Sir Edw. Mountague: - That this may be the last Motion.

False Evidence - Damport committed.

Damport's Information here, and his Examination above, read ; and he, called in, and kneeling (having his Sword about him, that taken from him) was charged, by Mr. Speaker, with the Contrariety of his Information here, and above : - That he then informed, that himself and Dr. Field were to have a great Share of the 6,000 l. and yet denied, upon his Oath, the contrary.

* * that, at his Examination here, he delivered as [well his] Thoughts, as his Knowlege. Then thought, the [Bishop] was to have a Share; for thought, he would [not] have taken Pains without a Gratuity: But, when [he] came to be examined above, upon Oath, he found, [he] had no Ground of Proof for it.

Being demanded, why he above denied that he was to have any Share; he saith, that he asked the Lords there, whether he was to accuse himself: Who answered, no.

He further now saith, and offereth to depose, and receive the Sacrament, that he spake here but his Thoughts; and upon recollecting himself, found, he could have no good Ground against the Bishop; and that himself was promised no certain Share. -

Craveth Pardon, upon his Knees.

Sir Tho. Jermyn: - For mercy for him. - To reprehend him at the Bar.

Lord Clifford, contra. - To punish him : - And cannot stand else with the Justice of the House.

Serjeant Davys: - To commit him to the Tower.

Sir Francis Seymor, as Sir Tho.
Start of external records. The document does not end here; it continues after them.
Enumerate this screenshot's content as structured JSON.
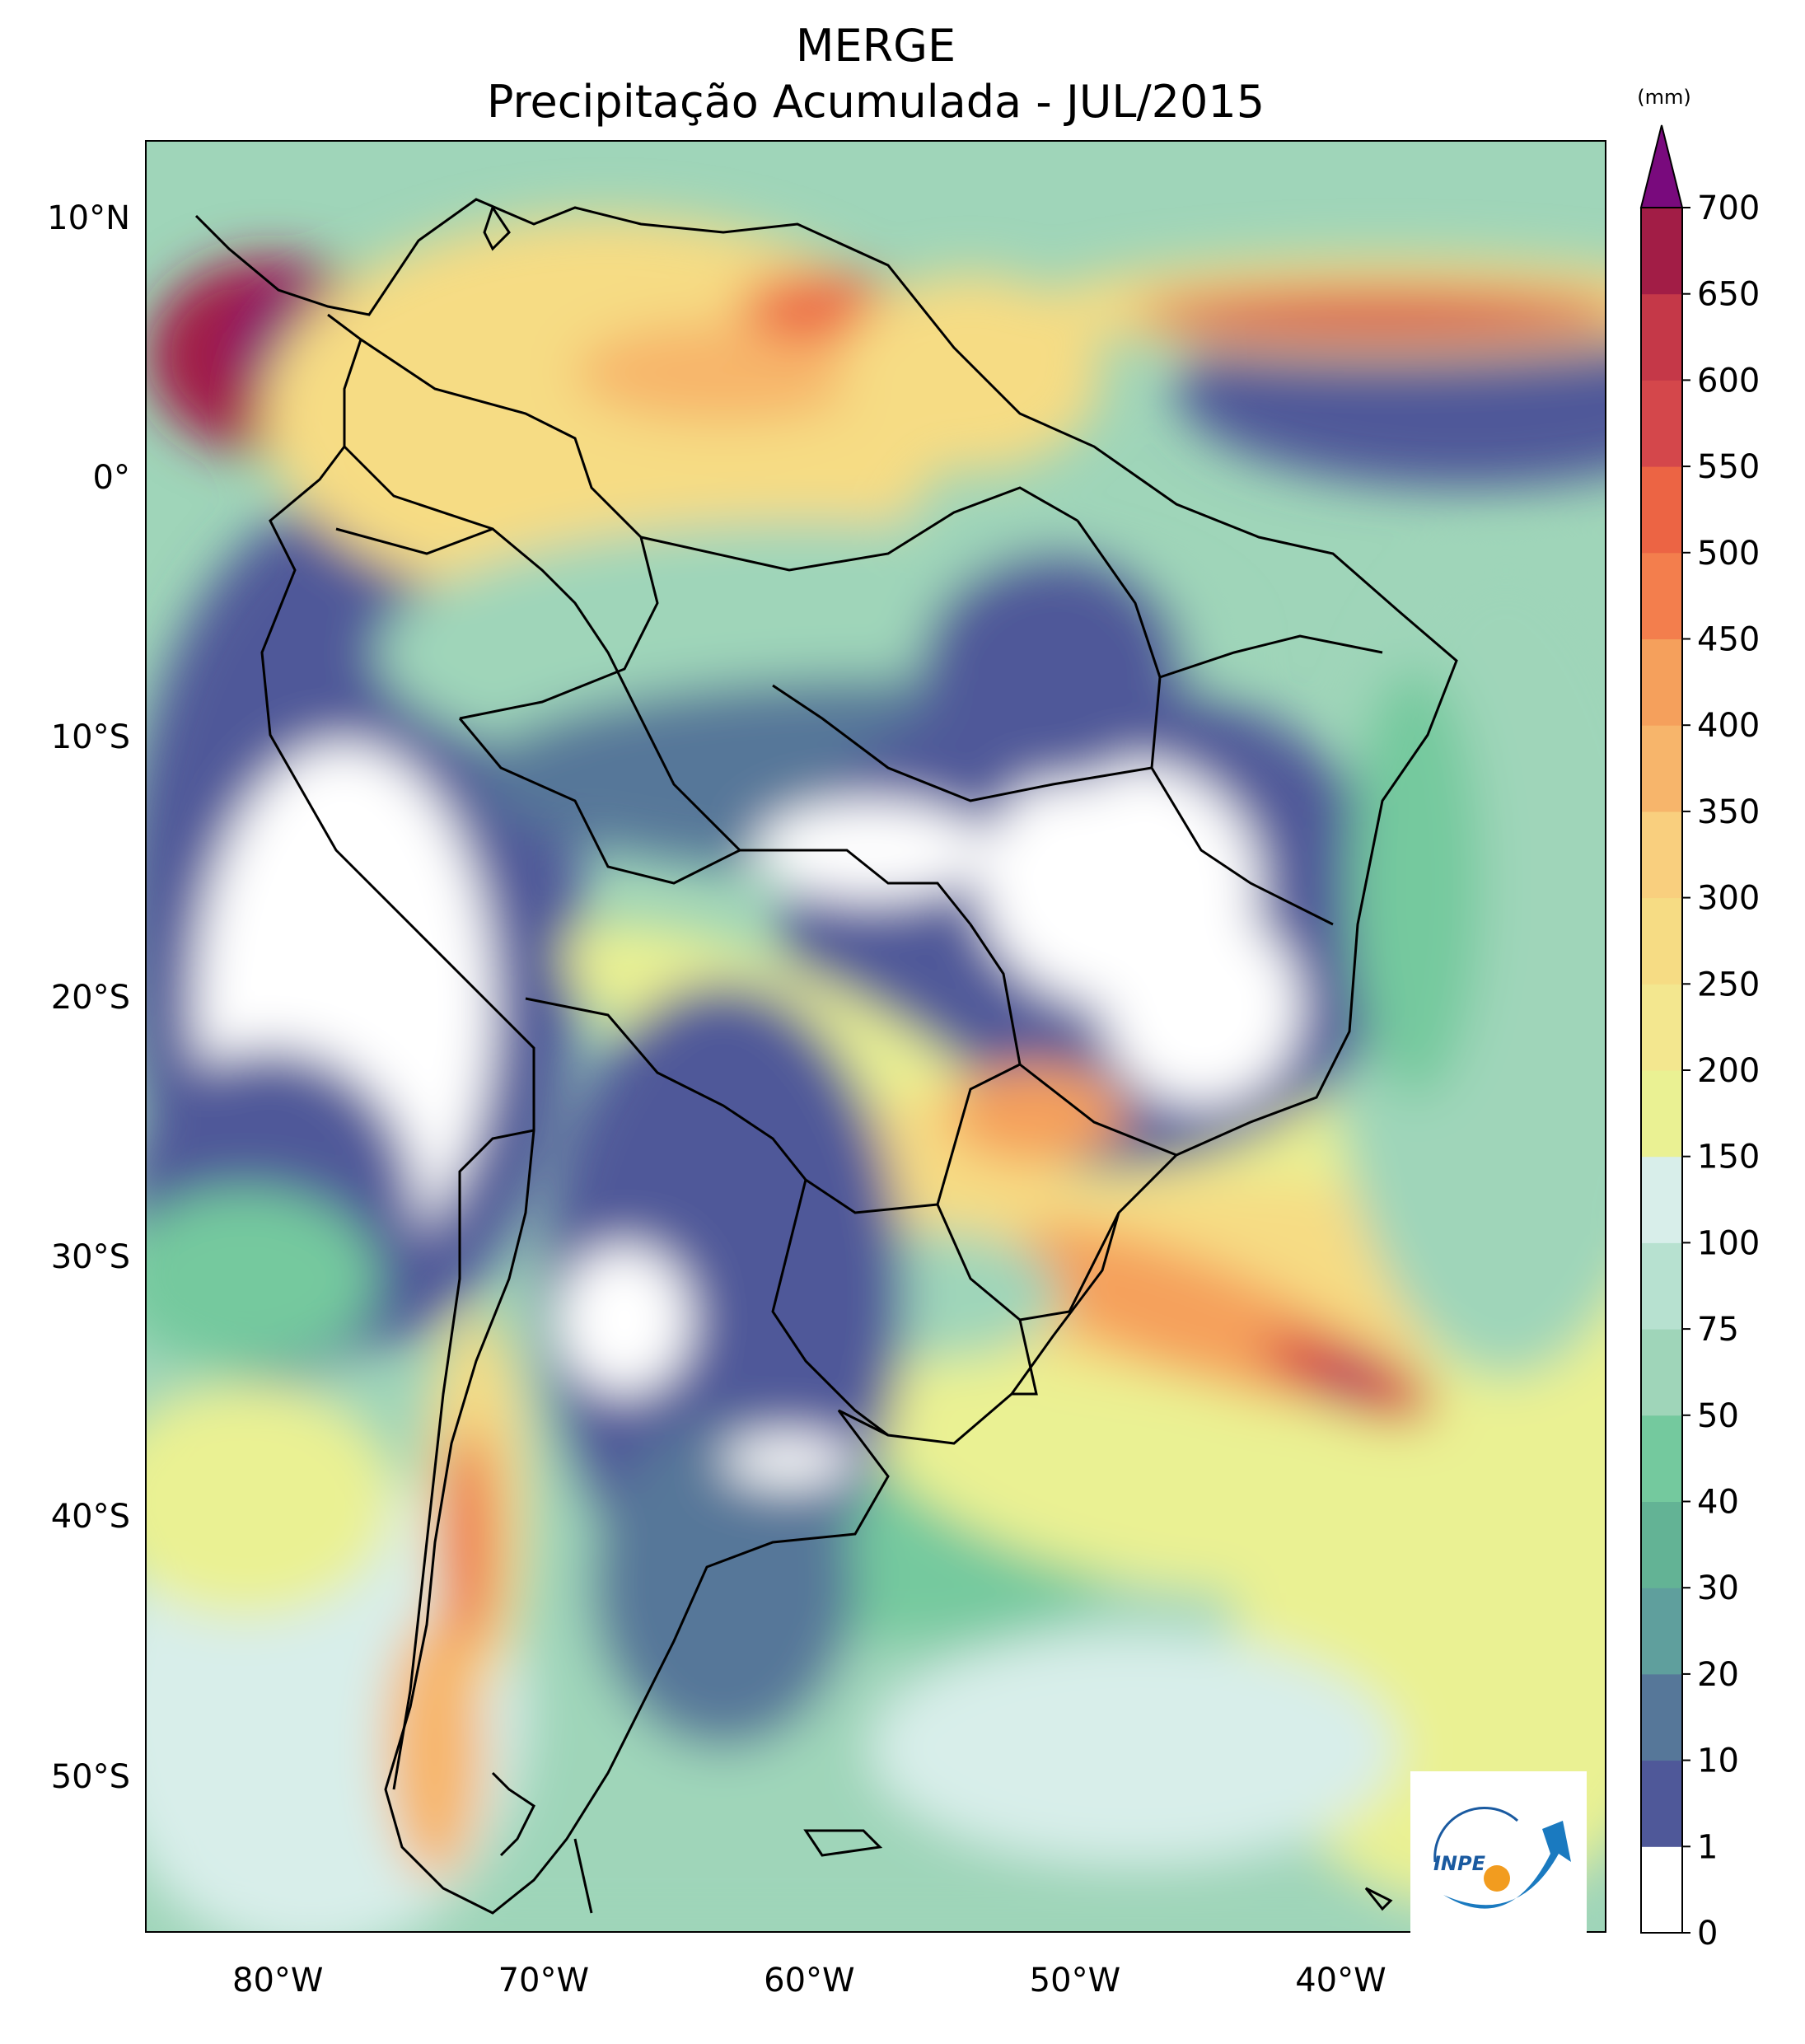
{
  "title": "MERGE",
  "subtitle": "Precipitação Acumulada - JUL/2015",
  "units": "(mm)",
  "lat_ticks": [
    {
      "label": "10°N",
      "value": 10
    },
    {
      "label": "0°",
      "value": 0
    },
    {
      "label": "10°S",
      "value": -10
    },
    {
      "label": "20°S",
      "value": -20
    },
    {
      "label": "30°S",
      "value": -30
    },
    {
      "label": "40°S",
      "value": -40
    },
    {
      "label": "50°S",
      "value": -50
    }
  ],
  "lon_ticks": [
    {
      "label": "80°W",
      "value": -80
    },
    {
      "label": "70°W",
      "value": -70
    },
    {
      "label": "60°W",
      "value": -60
    },
    {
      "label": "50°W",
      "value": -50
    },
    {
      "label": "40°W",
      "value": -40
    }
  ],
  "extent": {
    "lon_min": -85,
    "lon_max": -30,
    "lat_min": -56,
    "lat_max": 13
  },
  "colorbar": {
    "levels": [
      "0",
      "1",
      "10",
      "20",
      "30",
      "40",
      "50",
      "75",
      "100",
      "150",
      "200",
      "250",
      "300",
      "350",
      "400",
      "450",
      "500",
      "550",
      "600",
      "650",
      "700"
    ],
    "colors": [
      "#ffffff",
      "#4f5899",
      "#567799",
      "#5f9f9d",
      "#63b395",
      "#74c99e",
      "#9fd5b9",
      "#b7e1d0",
      "#d8eeea",
      "#eaf193",
      "#f3e78f",
      "#f6dc84",
      "#f9cf7e",
      "#f7b56b",
      "#f5a05c",
      "#f37e4d",
      "#ec6444",
      "#d4474b",
      "#c53848",
      "#a21d46"
    ],
    "extend_color": "#790a7d"
  },
  "logo": {
    "text": "INPE"
  }
}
Jermyn.

Mr. Sherfeild, contra. - The Offence great. - By this Occasion to make Men as careful to speak the Truth here, without, as upon Oath. - Hath not only misled us here, in our Opinions, but made us make a Relation up to the Lords. - Tower, during the King's Pleasure ; and a 100l. Fine.
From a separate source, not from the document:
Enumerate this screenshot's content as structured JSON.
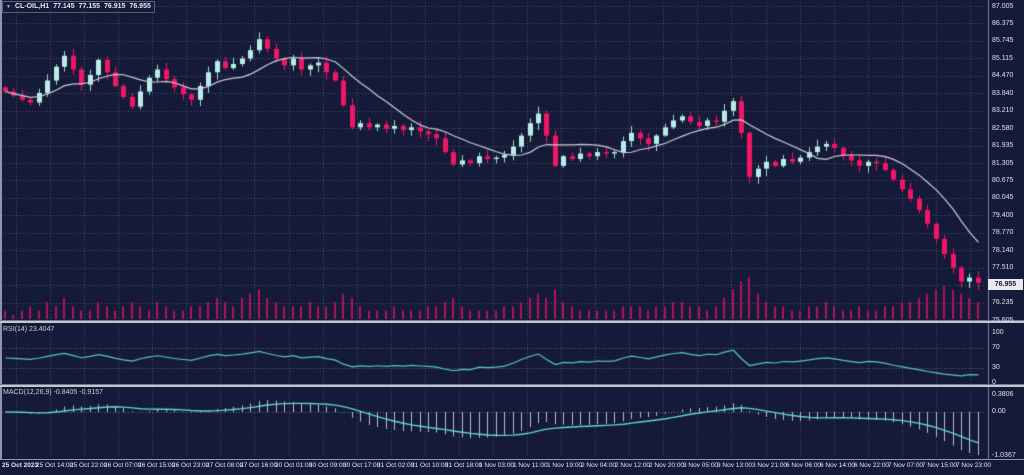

Mr. Hackwill: - Here not a false Accuser, but Witness.

Remembereth, 50 Ed. III. the Lord Nevill's Case. - Tower, for a Month; and, at the next Access, to acknowlege his Fault.

Serjeant Ashley : - Tower; and a Fine of 500 l.
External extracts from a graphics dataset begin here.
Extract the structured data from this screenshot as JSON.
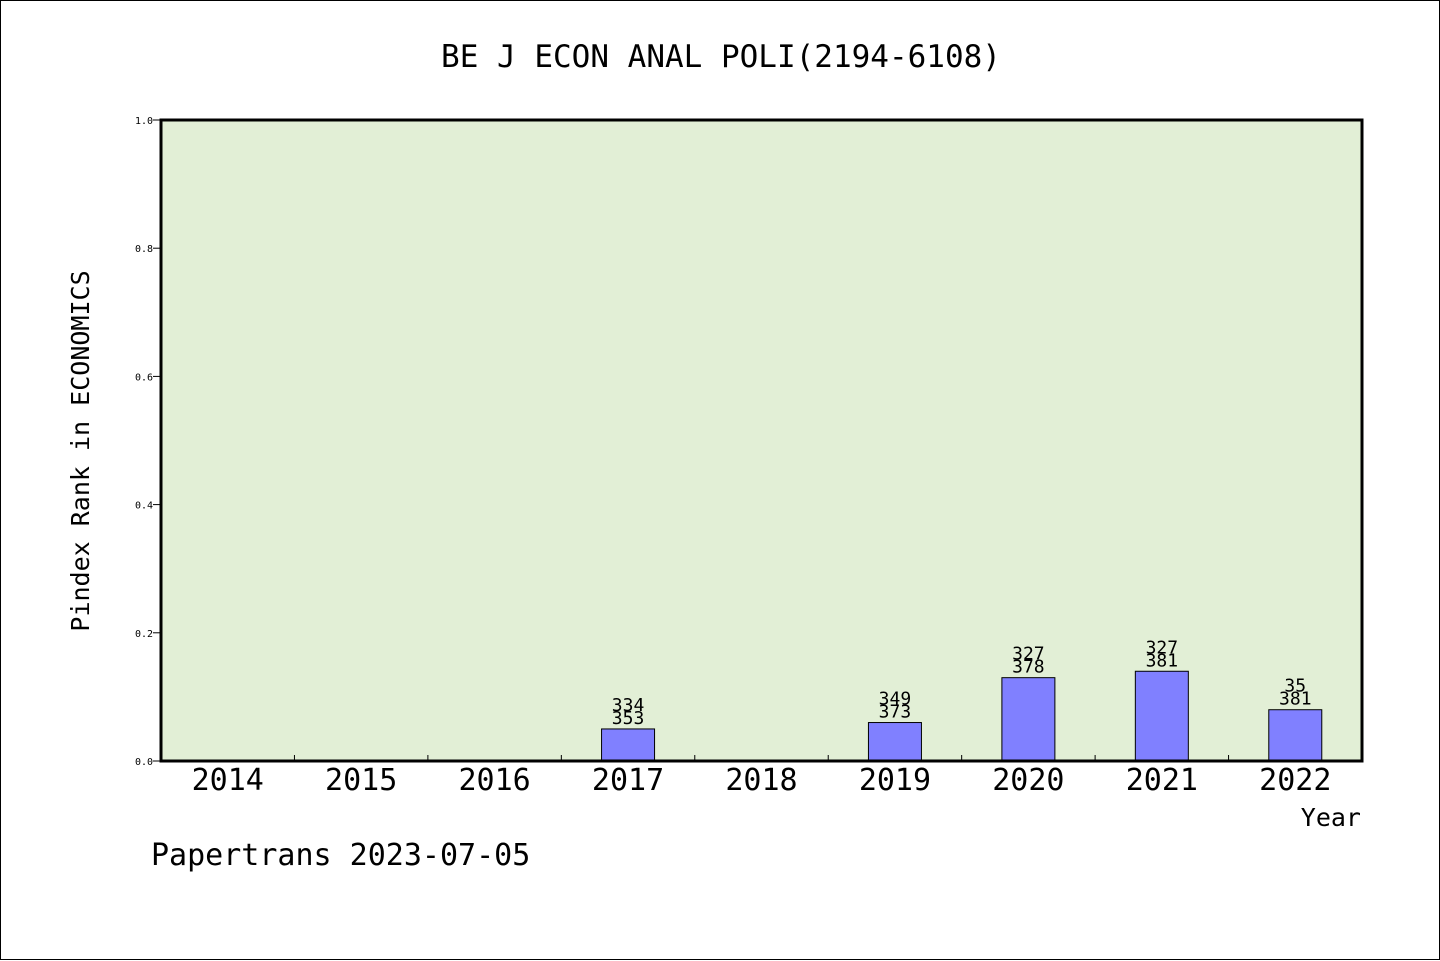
{
  "chart_data": {
    "type": "bar",
    "title": "BE J ECON ANAL POLI(2194-6108)",
    "xlabel": "Year",
    "ylabel": "Pindex Rank in ECONOMICS",
    "categories": [
      "2014",
      "2015",
      "2016",
      "2017",
      "2018",
      "2019",
      "2020",
      "2021",
      "2022"
    ],
    "values": [
      null,
      null,
      null,
      0.05,
      null,
      0.06,
      0.13,
      0.14,
      0.08
    ],
    "bar_labels": [
      null,
      null,
      null,
      {
        "top": "334",
        "bottom": "353"
      },
      null,
      {
        "top": "349",
        "bottom": "373"
      },
      {
        "top": "327",
        "bottom": "378"
      },
      {
        "top": "327",
        "bottom": "381"
      },
      {
        "top": "35",
        "bottom": "381"
      }
    ],
    "ylim": [
      0,
      1.0
    ],
    "yticks": [
      "0.0",
      "0.2",
      "0.4",
      "0.6",
      "0.8",
      "1.0"
    ],
    "grid": false,
    "colors": {
      "bar": "#8080ff",
      "plot_background": "#e2efd6",
      "axis": "#000000"
    }
  },
  "footer": {
    "text": "Papertrans 2023-07-05"
  }
}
Sir Edw. Coke: - To the Tower, for a Month.

Upon Question, so ordered.

He called in, and kneeling, his Judgment pronounced accordingly: and then to be dismissed, paying his Fees.

Palatinate.

The Form drawn by the Committee, read ; and, with a general Acclamation, entertained, and ordered to be entered : And is so, towards the End of this Book.

Sir Tho. Wentworth moveth, Mr. Speaker, with the whole House, may present this to the King's Majesty, and leave it with him, as a Testimony of their Duty.

Every one to take down a Copy of this Draught.

Adjournment.

Lord Chief Baron, Justice Warberton, Justice Doddridge, Baron Bromley, Sir Ro. Crew, and Mr. Attorney-general, bring a Message from the Lords; that, where the King hath sent a Commission, under the Great Seal of England, for Adjournment of this Parliament till the 14th of November next, that the Commission hath been there read, and accordingly the House there hath been adjourned : And that his Majesty's Pleasure hath been there signified, that all [Committees,] and other Matters of Parliament, shall stay till that Time, and left in [the same State] as now. -

That the Commission is sent down here, to be seen,

* * here, as we shall think fittest.

Sir Ro. Phillippes, - Against the Reading of the Commission.

Mr. Speaker letteth them know, that this House taketh * of his Majesty's Pleasure, by his Commission, for the Adjournment of the Parliament; and that [this] House will adjourn itself accordingly.

Then Sir Edw. Coke, standing up, desired the House to say [after] him ; and he recited the Collect for the King and his Children ; with some Alteration: - " O almighty God, which hast promised to be" -

After the Departure of the Messengers ;

Mr. Speaker: - That this House, taking Notice of his Majesty's Pleasure, by his Commission, doth adjourn itself to the 14th of November next, in this Place.